In April 2018, Beaver Lake filed an interim costs application, which asked the Court to order that Canada and Alberta pay for the cost of bringing the rest of the case forward. In doing so it adhered to the burden of proof and painfully exposed its financial poverty and community challenges in a thorough record of over 5,400 pages of financial statements, general ledger accounts, bank statements, impact benefit agreements, partnership agreements, trust documents, Indigenous Services Canada audits and more. Justice Browne, who had presided over the case for 7 years, heard the matter for 2 ½ days in February 2019, while the Nation’s elders, land-users and leadership looked on, after fundraising to make the trip outside of the community to be present during the hearing.
In a decision rendered in September 2019, Justice Browne found the case had merit, was publicly important, and in the interests of justice for it to proceed. She found Beaver Lake was impecunious, having little or no money, such that “the litigation would be unable to proceed if the order were not made”. She found that the interests of justice would be best served through a partial interim costs order. She ordered that each party – Beaver Lake, Canada, and Alberta – share in the costs of the litigation and pay $300,000 each annually until the matter is resolved. In doing so, she recognized that the twin goals of reconciliation and access to justice could only be facilitated through such an order, which would start to address the gross power imbalance between the parties.
Now, despite acknowledging the case has merit and is publicly important, Canada and Alberta have appealed the cost decision and continue to deny Beaver Lake’s financial poverty. Canada and Alberta could have chosen to accept Justice Browne’s decision, and moved ahead with having the matter heard on its merits in June 2024 – the date set for the 120-day trial – but in an effort to avoid the court setting a precedent on these important matters it instead chooses to argue about the extent of Beaver Lake’s financial poverty. The appeal, set for June 4, will determine whether or not the Nation will continue on their path to access justice, or whether it will be denied due to our financial poverty.
Canada and Alberta have attempted through their development of our lands to deprive my Nation of a meaningful way of life, a life that is rich and abundant. Now in this application they say we should spend every penny we have, regardless of whether we need that money to provide basic assistance and/or to meet the very basic needs of the community.

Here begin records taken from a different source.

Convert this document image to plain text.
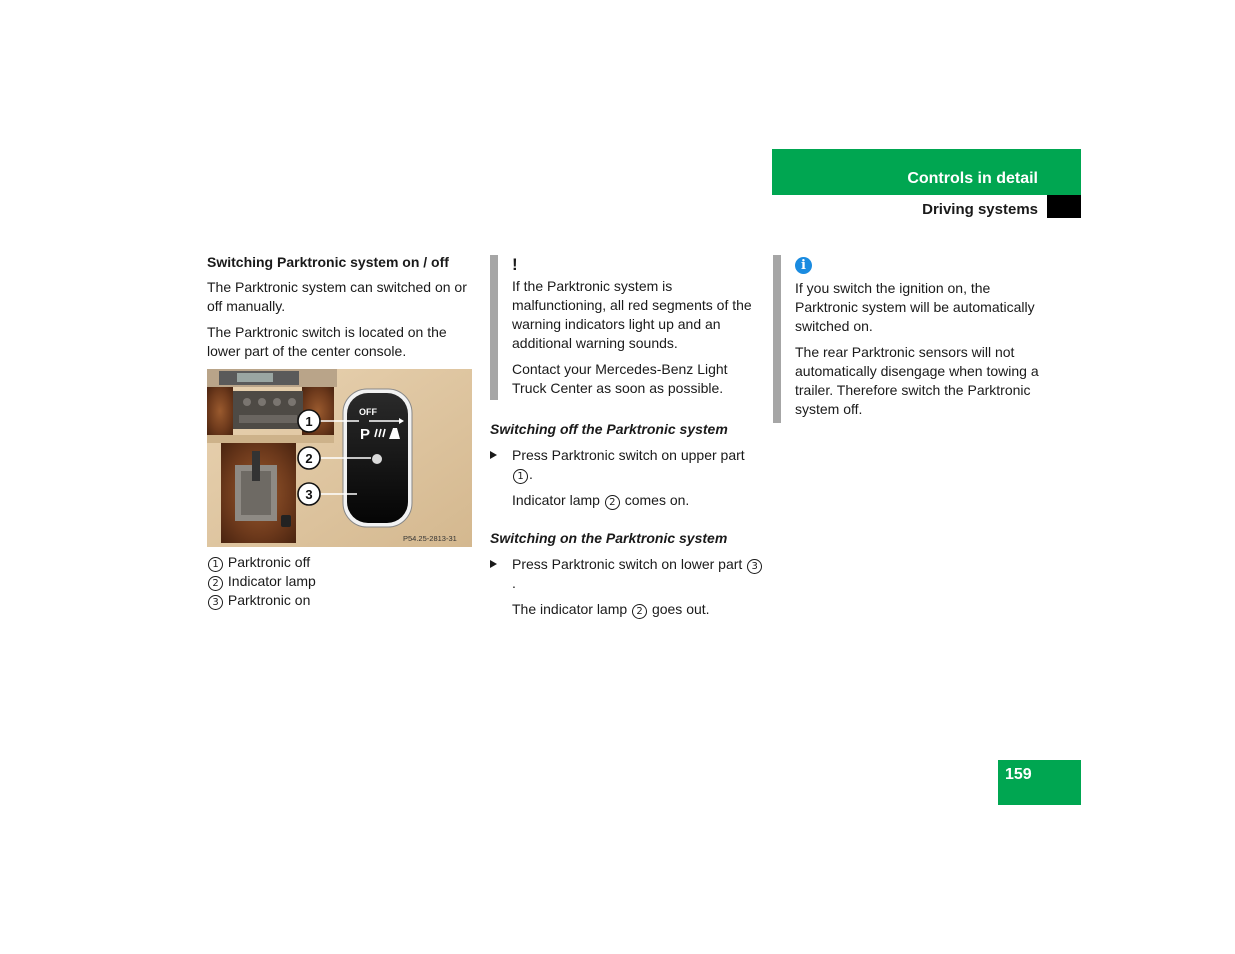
Controls in detail
Driving systems

Switching Parktronic system on / off

The Parktronic system can switched on or off manually.

The Parktronic switch is located on the lower part of the center console.

OFF
P
1
2
3
P54.25-2813-31

1 Parktronic off

2 Indicator lamp

3 Parktronic on

!

If the Parktronic system is malfunctioning, all red segments of the warning indicators light up and an additional warning sounds.

Contact your Mercedes-Benz Light Truck Center as soon as possible.

Switching off the Parktronic system

Press Parktronic switch on upper part 1 .

Indicator lamp 2 comes on.

Switching on the Parktronic system

Press Parktronic switch on lower part 3.

The indicator lamp 2 goes out.

i

If you switch the ignition on, the Parktronic system will be automatically switched on.

The rear Parktronic sensors will not automatically disengage when towing a trailer. Therefore switch the Parktronic system off.

159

Our worldview as Indigenous peoples is grounded in the relationship that we have with the water, the air that we breathe, to the minerals in the ground, and all flora and fauna – walking, crawling, flying, swimming. It is through the privilege we have to be in this deep meaningful relationship that we commit to our collective efforts and resiliency in enforcing our rights. We do so, so that we are able to continue with our rich and abundant life, “as long as the sun shines, grass grows, and rivers flow”.